The Samoyed is a friendly, personable dog. These are intelligent dogs, with a touch of independence. Bred to live in a tent in very close quarters with their families, they thrive on human company. Samoyeds will alarm bark and, if left alone for long periods of time, will often develop into nuisance barkers. Digging can be a problem because they dig to reach a cool resting place.

Samoyeds tend to get along well with other dogs as well as people and with other pets they are raised with. They are herding dogs and may show some tendency to chase or nip. In general, they get along well with children, although they can be a little boisterous for small toddlers.

Living With:

Samoyeds are another of the truly easy-to-keep breeds, thriving on fairly small amounts of top quality food. Too many treats or not enough exercise can easily lead to obesity. Samoyeds tend to be hardy, long-lived dogs, often reaching 12 or 14 years of age.

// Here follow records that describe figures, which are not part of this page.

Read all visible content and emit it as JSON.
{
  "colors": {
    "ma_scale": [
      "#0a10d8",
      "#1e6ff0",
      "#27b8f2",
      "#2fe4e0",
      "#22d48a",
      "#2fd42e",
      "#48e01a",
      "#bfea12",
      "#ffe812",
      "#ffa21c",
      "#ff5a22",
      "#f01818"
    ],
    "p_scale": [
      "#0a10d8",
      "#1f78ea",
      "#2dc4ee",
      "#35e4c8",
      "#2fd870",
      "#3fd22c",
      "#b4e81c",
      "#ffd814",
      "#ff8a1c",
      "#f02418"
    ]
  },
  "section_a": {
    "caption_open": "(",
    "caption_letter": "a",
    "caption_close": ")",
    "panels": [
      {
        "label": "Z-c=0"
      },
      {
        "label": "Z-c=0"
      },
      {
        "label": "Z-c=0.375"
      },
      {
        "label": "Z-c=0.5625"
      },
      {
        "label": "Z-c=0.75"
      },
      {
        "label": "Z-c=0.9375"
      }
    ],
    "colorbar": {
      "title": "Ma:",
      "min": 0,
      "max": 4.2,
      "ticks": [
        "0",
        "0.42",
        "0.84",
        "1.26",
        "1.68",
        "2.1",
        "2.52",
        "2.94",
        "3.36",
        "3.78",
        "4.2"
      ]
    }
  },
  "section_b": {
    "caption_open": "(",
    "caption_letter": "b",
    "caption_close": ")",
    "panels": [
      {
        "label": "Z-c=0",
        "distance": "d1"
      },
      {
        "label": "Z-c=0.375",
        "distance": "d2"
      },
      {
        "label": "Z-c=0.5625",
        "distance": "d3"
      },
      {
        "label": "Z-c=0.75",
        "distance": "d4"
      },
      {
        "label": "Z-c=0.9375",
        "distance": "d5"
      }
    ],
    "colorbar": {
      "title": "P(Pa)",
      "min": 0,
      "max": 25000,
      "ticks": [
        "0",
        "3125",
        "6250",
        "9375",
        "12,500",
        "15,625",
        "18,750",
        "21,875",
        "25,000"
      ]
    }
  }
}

These are active dogs and need daily exercise. Since Samoyeds are so attuned to people, they enjoy training and will happily compete in obedience, agility, herding, sledding, and weight pulls. They do not do well if left alone for long periods of time. Samoyeds usually alarm bark but then greet the stranger with a wagging tail and tongue. The characteristic "Sammie smile" with the curved lips is not in any way an expression of aggression.

Samoyeds can be a bit independent and do best with early training and socialization with a firm but gentle hand. They are happiest when given chores to do, even if just pulling a cart in a parade. Grooming must be done daily or nearly so, especially during shedding time.


The Samoyed is truly an ancient breed, selected by nomadic tribes in Siberia to herd their reindeer and double as sled pullers when needed. Originally, these all-purpose dogs were of a variety of colors, but the sparkling white has since taken over in most areas of the world. The Soviet Nenet Herding Laika may be the true ancestor of the Samoyed we know.

These are hardy, friendly dogs and early European explorers quickly realized their value. Samoyeds came to England in the late 1800s, sometimes as gifts from the Czar of Russia. Queen Alexandra is known to have favored them. Samoyeds then joined many polar expeditions, notably "Etah" who led Roald Amundsen's first trip to the South Pole.

Many Samoyeds still work today, herding reindeer and pulling sleds as well as being family companions in much of the world.